3. If one of the Contracting Parties has not appointed its arbitrator and has not responded to the invitation of the other Contracting Party to make that appointment within two months, the arbitrator shall be appointed, upon the request of that Contracting Party, by the President of the International Court of Justice.

4. If the two arbitrators cannot reach an agreement about the choice of the chairman within two months after their appointment, the chairman shall be appointed, upon the request of either Contracting Party, by the President of the International Court of Justice.

5. If, in the cases specified in paragraphs 3 and 4 of this article, the President of the International Court of Justice is prevented from carrying out the said function or if he or she is a national of either Contracting Party, the appointments shall be made by the Vice-President, and if the latter is prevented from doing so or if he or she is a national of either Contracting Party, the appointments shall be made by the most senior judge of the Court who is not a national of either Contracting Party.

6. The arbitral tribunal shall reach its decision by a majority of votes. Each Contracting Party shall bear the cost of its own arbitrator and its representation in the arbitral proceedings. The cost of the chairman and the remaining costs shall, in principle, be borne in equal parts by the Contracting Parties.

7. The tribunal shall determine its own procedures.

8. The decisions of the Tribunal shall be final and binding on the Contracting Parties.

Article 11. Additional Provisions

Each Contracting Party shall observe at all times all the commitments it has entered into with respect to the investments of investors of the other Contracting Party.

If, either now or in the future, the legislation of either Contracting Party or the mutual obligations of the two Contracting Parties arising from international law apart from this Agreement contains a general or specific rule under which investments of investors of the other Contracting Party are granted more favourable treatment than the treatment provided for in this Agreement, such a rule shall prevail over this Agreement.

Any terms not defined in this Agreement shall have the meanings used in the applicable legislation of each Contracting Party.

Article 12. Entry Into Force, Duration and Termination of the Agreement

This Agreement shall enter into force thirty (30) days from the date of the last written notification in which the Contracting Parties have notified each other, in writing and through the diplomatic channel, that they have fulfilled the constitutional requirements for the approval of the Agreement in their respective countries and shall remain in force for a period of ten (10) years.

In the event that either Contracting Party decides to terminate this Agreement, it must notify the other Contracting Party of its decision in writing through the diplomatic channel at least twelve (12) months prior to its current expiry date. Otherwise, this Agreement shall be renewed for an indefinite period. At that stage, the Contracting Parties may notify each other at any time, in writing and through the diplomatic channel, of their decision to terminate it. The Agreement shall be terminated twelve (12) months after such written notification.
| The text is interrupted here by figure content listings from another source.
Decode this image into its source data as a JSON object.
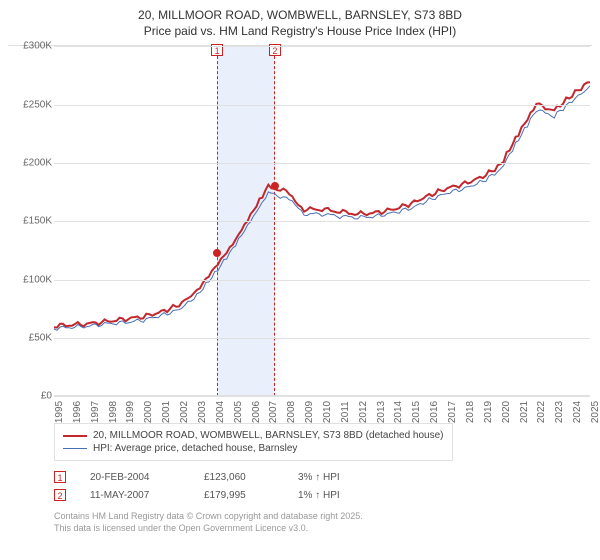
{
  "title_line1": "20, MILLMOOR ROAD, WOMBWELL, BARNSLEY, S73 8BD",
  "title_line2": "Price paid vs. HM Land Registry's House Price Index (HPI)",
  "chart": {
    "type": "line",
    "x_years": [
      1995,
      1996,
      1997,
      1998,
      1999,
      2000,
      2001,
      2002,
      2003,
      2004,
      2005,
      2006,
      2007,
      2008,
      2009,
      2010,
      2011,
      2012,
      2013,
      2014,
      2015,
      2016,
      2017,
      2018,
      2019,
      2020,
      2021,
      2022,
      2023,
      2024,
      2025
    ],
    "ylim": [
      0,
      300000
    ],
    "ytick_step": 50000,
    "ytick_labels": [
      "£0",
      "£50K",
      "£100K",
      "£150K",
      "£200K",
      "£250K",
      "£300K"
    ],
    "grid_color": "#e0e0e0",
    "background_color": "#ffffff",
    "series": [
      {
        "name": "price_paid",
        "label": "20, MILLMOOR ROAD, WOMBWELL, BARNSLEY, S73 8BD (detached house)",
        "color": "#c1272d",
        "width": 2,
        "values": [
          60000,
          61000,
          62000,
          64000,
          66000,
          68000,
          72000,
          78000,
          90000,
          110000,
          130000,
          155000,
          180000,
          175000,
          160000,
          160000,
          158000,
          156000,
          157000,
          160000,
          165000,
          172000,
          178000,
          182000,
          188000,
          198000,
          225000,
          250000,
          245000,
          258000,
          270000
        ]
      },
      {
        "name": "hpi",
        "label": "HPI: Average price, detached house, Barnsley",
        "color": "#4a6fb3",
        "width": 1,
        "values": [
          58000,
          59000,
          60000,
          62000,
          63000,
          65000,
          69000,
          74000,
          86000,
          105000,
          126000,
          150000,
          174000,
          170000,
          156000,
          156000,
          154000,
          153000,
          154000,
          157000,
          161000,
          168000,
          174000,
          178000,
          184000,
          194000,
          220000,
          245000,
          240000,
          253000,
          265000
        ]
      }
    ],
    "highlight_band": {
      "x_start_year": 2004.13,
      "x_end_year": 2007.36,
      "fill": "#eaf0fb",
      "dash_color": "#c1272d"
    },
    "sales": [
      {
        "num": "1",
        "year": 2004.13,
        "value": 123060
      },
      {
        "num": "2",
        "year": 2007.36,
        "value": 179995
      }
    ]
  },
  "legend": {
    "series0": "20, MILLMOOR ROAD, WOMBWELL, BARNSLEY, S73 8BD (detached house)",
    "series1": "HPI: Average price, detached house, Barnsley"
  },
  "sales_table": [
    {
      "num": "1",
      "date": "20-FEB-2004",
      "price": "£123,060",
      "delta": "3% ↑ HPI"
    },
    {
      "num": "2",
      "date": "11-MAY-2007",
      "price": "£179,995",
      "delta": "1% ↑ HPI"
    }
  ],
  "attribution": {
    "line1": "Contains HM Land Registry data © Crown copyright and database right 2025.",
    "line2": "This data is licensed under the Open Government Licence v3.0."
  }
}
With respect to investments made before the date of termination of this Agreement, Articles 1 to 11 thereof shall remain in force for a period of 10 years from that date.

Conclusion

In witness whereof, the undersigned, being duly authorized for this purpose by their respective Governments, have signed this Agreement.

Done at Asunción on 4 May 2001, in the Spanish language, both texts being equally authentic.

For the Government of the Republic of Paraguay,

José Antonio MORENO RUFFINELLI,

Foreign Minister.

For the Government of the Republic of Bolivia,

Javier Murillo de la Rocha,

Minister of Foreign Affairs and Culture.